In this week’s visit to Pravda, we get this good old assault on Western values, noting not without bitter irony that the cost of our butchery in Iraq (I may use that term more regularly) hovers at around $200 billion (it’s really much more, of course), whereas the entire Western world got together for a mere $4 billion in relief aid for tsunami relief (and less than 10% of that is from the American government, the one that committed hundreds of times their aid package for the purpose of murdering swarthy people in Iraq (for some still unexplained reason that did NOT include American self-defense). Well, while I personally made my tsunami related contributions, all I can say is “ouch”. When asked what he thought of Western civiliation, Mahatma Gandhi put it best: “I think it would be an excellent idea.”

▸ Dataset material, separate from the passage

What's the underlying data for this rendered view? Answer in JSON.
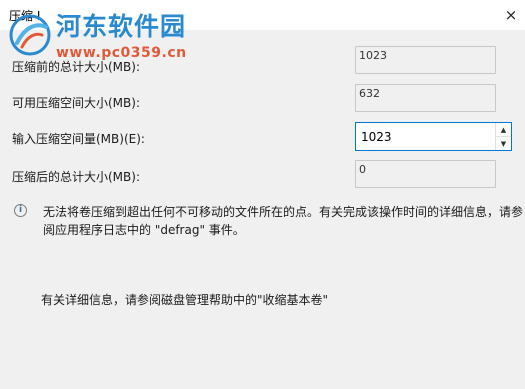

Pravda also treats us to this report you won’t see anywhere else indicating that terrorist mastermind Abu Musab al-Zarqawi has been arrested by the Kurds. Zarqawi, as you know, has been substituted as public enemy number 1 for the long-forgotten Osama bin Laden, though the two now seem affiliated. Of course, the Pentagon has vociferously denied that Zarqawi has been captured. If he was, of course, it would too much like the capture of Saddam story line: the capture of the big fish did absolutely nothing re: the intensity of insurgency.
I have no idea if he has been captured or not, of course.
The Pentagon, like the government as a whole, is in no position to admit that their entire model of warfare is hopelessly flawed: the enemy is NOT subject to a rigid command structure, as we are. Even capturing 2/3 or 3/4 or 90% or whatever the popular figure is of the leadership of Al Qaeda or the insugency or any other such group means nothing: the field guerrillas can operate on their own, with minimal oversight. As I’ve said before: our forces resemble the British redcoats trying to line in orderly rows as more flexible guerrillas (be they American irregulars in the Revolutionary war or Mohawks, Iroquois, et al. in the French and Indian War), and are no match, doctrinally. But alas, our Pentagon remains a top-down structure, and will not learn. Sadly, the public at large really doesn’t care. (Them gay-boys gettin’ hitched? THAT it cares about.)
Well, a dismal weather day here in the New York area. Just some more happy thoughts for such a day.
Talking Dog: The irony here is that Rumsfeld, early in the first term, wanted to substantially reform the military to make it more nimble and designed to fight insurgents and smaller campaigns. It was the one thing that I thought Rummy had going for him. But he handled it so poorly that none of what he wanted to accomplish was accomplished.
Still, it is not the Pentagon’s fault we went in without a way out – no political or infrastructure planning, no thought on how to get out quickly.
God Bless George Bush!
I don’t really understand how making the military more “nimble” could effectively fight a popular insurgency. Seems to me it’s an essentially political fight, which requires (a) enough properly trained culturally-sensitive boots on the ground for enough years to provide the kind of security that the population needs to side with the invader for stability, and (b) a really smart diplomacy in order to arrive at a political solution that satisfies the population.
A “nimble” military that can get in, kill the hell out of some people, and get out again is hardly going to do the job.
Now if Rumsfeld had been interested in enlarging the ground forces, and training them for counter-insurgency work, and nation-building security work, that would be different. But I don’t recall that being his goal.